When he'd finished, she hesitated, letting us see that she was giving intense consideration to something she didn't take at all seriously.
“Alex,” she said finally, “I'd like to help. But this, coming after the AI thing, just won't fly. I wouldn't be able to get anybody to support it.” She took a deep breath. “What kind of evidence do you have? Can you really back up any of this?”
We showed her the visuals. She looked shocked. “Send me a copy of the entire package. I'll show it to Larry.”
“Larry is-?”
“Larry Decker, the science advisor.”
We sent within the hour. Delmar got back to us later that afternoon. “They're telling me it's a long shot, Alex. We don't have the resources to chase it down. I'm sorry.”
“People are trapped out there, Senator-”
“The consensus is that the recordings are a misinterpretation of something else.”
“They think it's a hoax.”
“They didn't say that. But I can't find anyone who seriously believes that, even if you're right and they are ships lost in time, that anybody could be alive on them. What I'm hearing is that it's only an AI making the transmissions.” She read Alex's expression. “I'm sorry. Something like this, when StarCorps already has its hands full dealing with the Villanueva problem- Alex, it would be political suicide.”
We tried some of our other connections, but nobody knew us anymore. Like to help, they said. Unfortunately, ancient ships are a hard sell. Javis Bollinger, an assistant to Rimway's Secretary of the Environment, commented that, while he sympathized with what Alex was trying to do, his projects were “propelling us into the silly season.” First, black boxes. Now this. Anybody who wanted to be taken seriously, he said, wouldn't dare touch it. “Sorry, Alex. We owe you quite a lot. I know that, and the Secretary knows it. But this has disaster written all over it.”
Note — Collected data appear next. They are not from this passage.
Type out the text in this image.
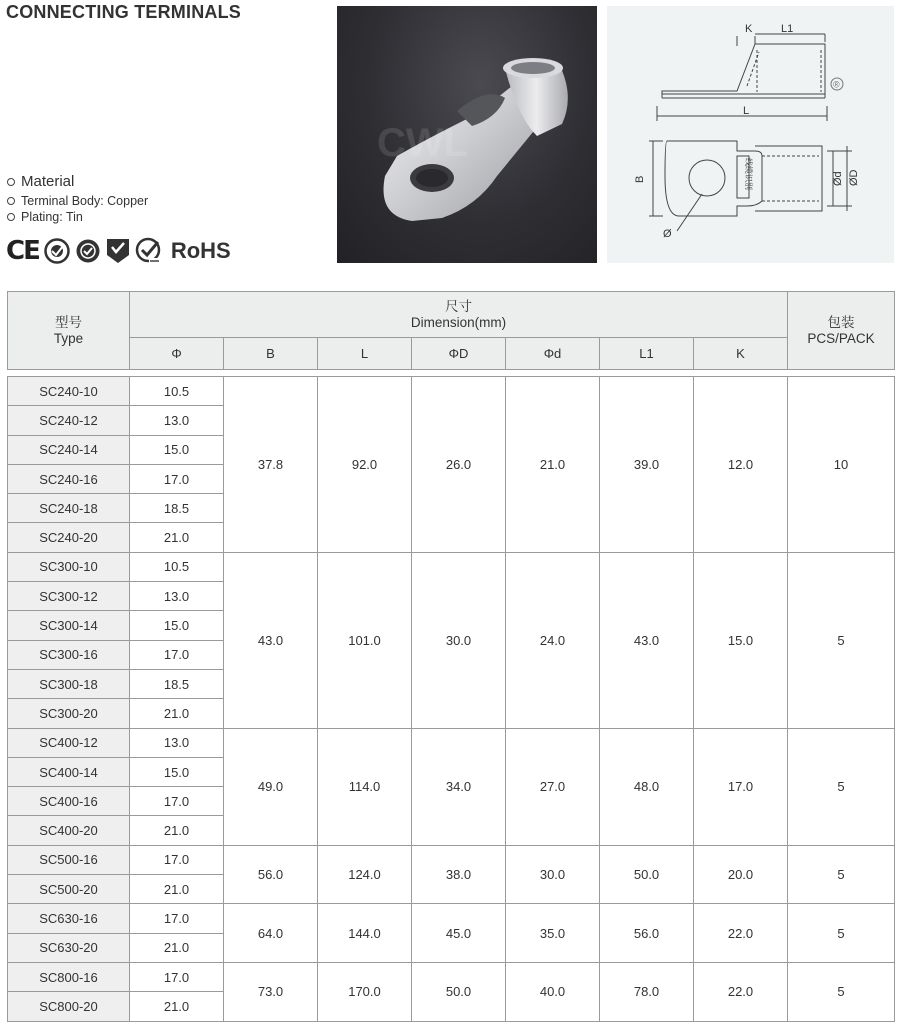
CONNECTING TERMINALS
Material
Terminal Body: Copper
Plating: Tin
CE	RoHS
CWL
K	L1
L
B	Ød ØD
Ø
线缆识别
®
型号
Type	尺寸
Dimension(mm)							包装
PCS/PACK

	Φ	B	L	ΦD	Φd	L1	K	

SC240-10	10.5	37.8	92.0	26.0	21.0	39.0	12.0	10
SC240-12	13.0							
SC240-14	15.0							
SC240-16	17.0							
SC240-18	18.5							
SC240-20	21.0							
SC300-10	10.5	43.0	101.0	30.0	24.0	43.0	15.0	5
SC300-12	13.0							
SC300-14	15.0							
SC300-16	17.0							
SC300-18	18.5							
SC300-20	21.0							
SC400-12	13.0	49.0	114.0	34.0	27.0	48.0	17.0	5
SC400-14	15.0							
SC400-16	17.0							
SC400-20	21.0							
SC500-16	17.0	56.0	124.0	38.0	30.0	50.0	20.0	5
SC500-20	21.0							
SC630-16	17.0	64.0	144.0	45.0	35.0	56.0	22.0	5
SC630-20	21.0							
SC800-16	17.0	73.0	170.0	50.0	40.0	78.0	22.0	5
SC800-20	21.0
Meantime, though the box controversy continued to rage, the crank messages had fallen off. Most of the attention now was being directed at organizations who were actually sponsoring the rescue missions. “I'm grateful for that,” Jacob told me. “Reading the mail we've been getting is depressing. I mean, I can understand some people might have a different perspective, but why do they persist in assuming that Alex is a maniac? Or a thief? At the very least, I'd think they would realize he has a filter and is not reading or listening to their tirades. That it gets left to somebody like me.”
“Human nature,” I said. “We seem to produce a lot of idiots. Maybe there's a nitwit hiding inside each of us.”
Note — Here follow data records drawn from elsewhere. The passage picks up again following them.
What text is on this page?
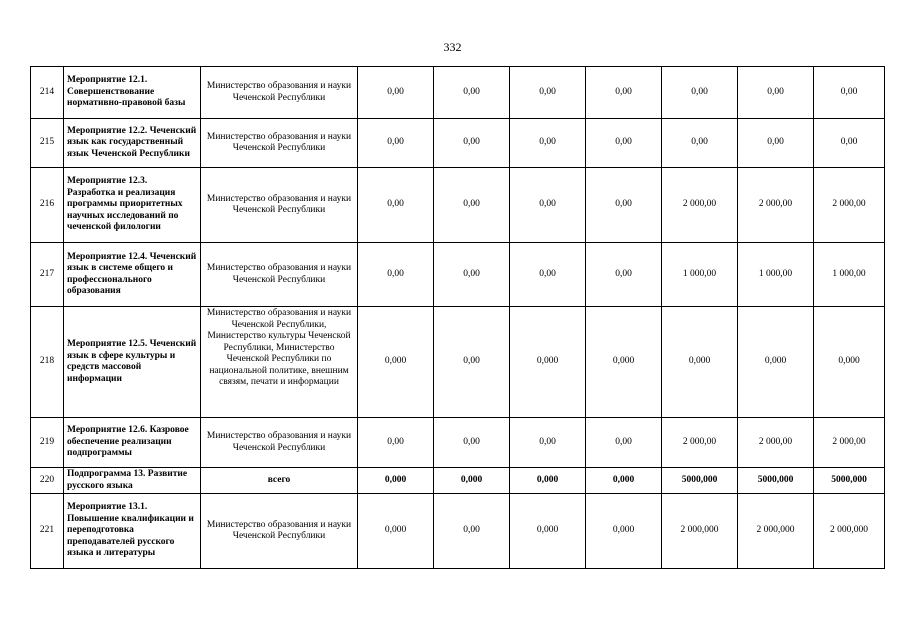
332
214	Мероприятие 12.1. Совершенствование нормативно-правовой базы	Министерство образования и науки Чеченской Республики	0,00	0,00	0,00	0,00	0,00	0,00	0,00
215	Мероприятие 12.2. Чеченский язык как государственный язык Чеченской Республики	Министерство образования и науки Чеченской Республики	0,00	0,00	0,00	0,00	0,00	0,00	0,00
216	Мероприятие 12.3. Разработка и реализация программы приоритетных научных исследований по чеченской филологии	Министерство образования и науки Чеченской Республики	0,00	0,00	0,00	0,00	2 000,00	2 000,00	2 000,00
217	Мероприятие 12.4. Чеченский язык в системе общего и профессионального образования	Министерство образования и науки Чеченской Республики	0,00	0,00	0,00	0,00	1 000,00	1 000,00	1 000,00
218	Мероприятие 12.5. Чеченский язык в сфере культуры и средств массовой информации	Министерство образования и науки Чеченской Республики, Министерство культуры Чеченской Республики, Министерство Чеченской Республики по национальной политике, внешним связям, печати и информации	0,000	0,00	0,000	0,000	0,000	0,000	0,000
219	Мероприятие 12.6. Казровое обеспечение реализации подпрограммы	Министерство образования и науки Чеченской Республики	0,00	0,00	0,00	0,00	2 000,00	2 000,00	2 000,00
220	Подпрограмма 13. Развитие русского языка	всего	0,000	0,000	0,000	0,000	5000,000	5000,000	5000,000
221	Мероприятие 13.1. Повышение квалификации и переподготовка преподавателей русского языка и литературы	Министерство образования и науки Чеченской Республики	0,000	0,00	0,000	0,000	2 000,000	2 000,000	2 000,000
“I do not think you need to worry, Chase.”
“Thank you, Jacob.”
“And keep in mind my programing would not allow me to say that if I did not mean it.”
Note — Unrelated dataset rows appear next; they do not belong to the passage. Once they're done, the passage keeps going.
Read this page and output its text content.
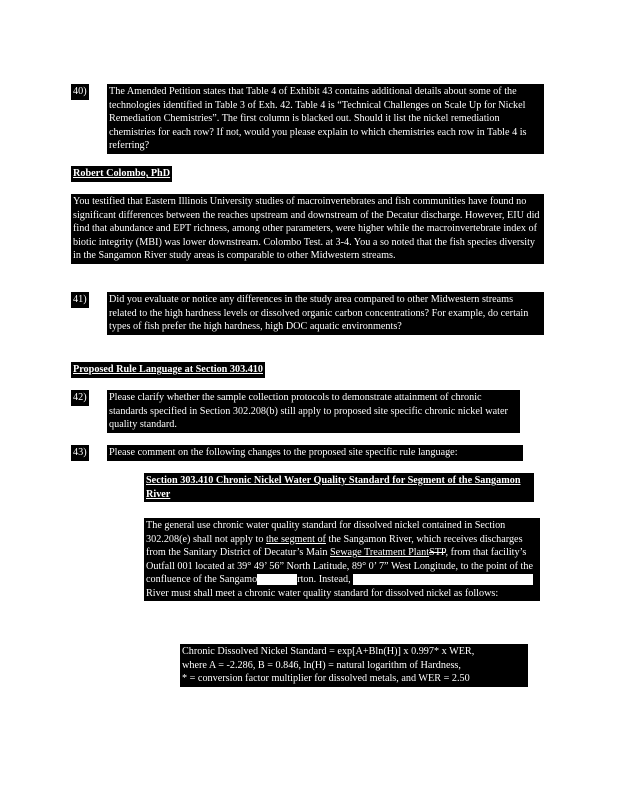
40) The Amended Petition states that Table 4 of Exhibit 43 contains additional details about some of the technologies identified in Table 3 of Exh. 42. Table 4 is “Technical Challenges on Scale Up for Nickel Remediation Chemistries”. The first column is blacked out. Should it list the nickel remediation chemistries for each row? If not, would you please explain to which chemistries each row in Table 4 is referring?
Robert Colombo, PhD
You testified that Eastern Illinois University studies of macroinvertebrates and fish communities have found no significant differences between the reaches upstream and downstream of the Decatur discharge. However, EIU did find that abundance and EPT richness, among other parameters, were higher while the macroinvertebrate index of biotic integrity (MBI) was lower downstream. Colombo Test. at 3-4. You a so noted that the fish species diversity in the Sangamon River study areas is comparable to other Midwestern streams.
41) Did you evaluate or notice any differences in the study area compared to other Midwestern streams related to the high hardness levels or dissolved organic carbon concentrations? For example, do certain types of fish prefer the high hardness, high DOC aquatic environments?
Proposed Rule Language at Section 303.410
42) Please clarify whether the sample collection protocols to demonstrate attainment of chronic standards specified in Section 302.208(b) still apply to proposed site specific chronic nickel water quality standard.
43) Please comment on the following changes to the proposed site specific rule language:
Section 303.410 Chronic Nickel Water Quality Standard for Segment of the Sangamon River
The general use chronic water quality standard for dissolved nickel contained in Section 302.208(e) shall not apply to the segment of the Sangamon River, which receives discharges from the Sanitary District of Decatur’s Main Sewage Treatment PlantSTP, from that facility’s Outfall 001 located at 39° 49’ 56” North Latitude, 89° 0’ 7” West Longitude, to the point of the confluence of the Sangamo	rton. Instead, River must shall meet a chronic water quality standard for dissolved nickel as follows:
Chronic Dissolved Nickel Standard = exp[A+Bln(H)] x 0.997* x WER,
where A = -2.286, B = 0.846, ln(H) = natural logarithm of Hardness,
* = conversion factor multiplier for dissolved metals, and WER = 2.50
I wasn't sure, but I thought I caught a wink in there somewhere.
“We'll have to charter the ships,” said Alex.
“That'll be expensive. How many?”
“We'll be out there for at least four weeks. I think five is about as high as we can go.”
“All right.”
“What's wrong?”
“It's going to strain our resources. There's not much left after buying the lander.”
“I know. We're going to try to do this on credit.”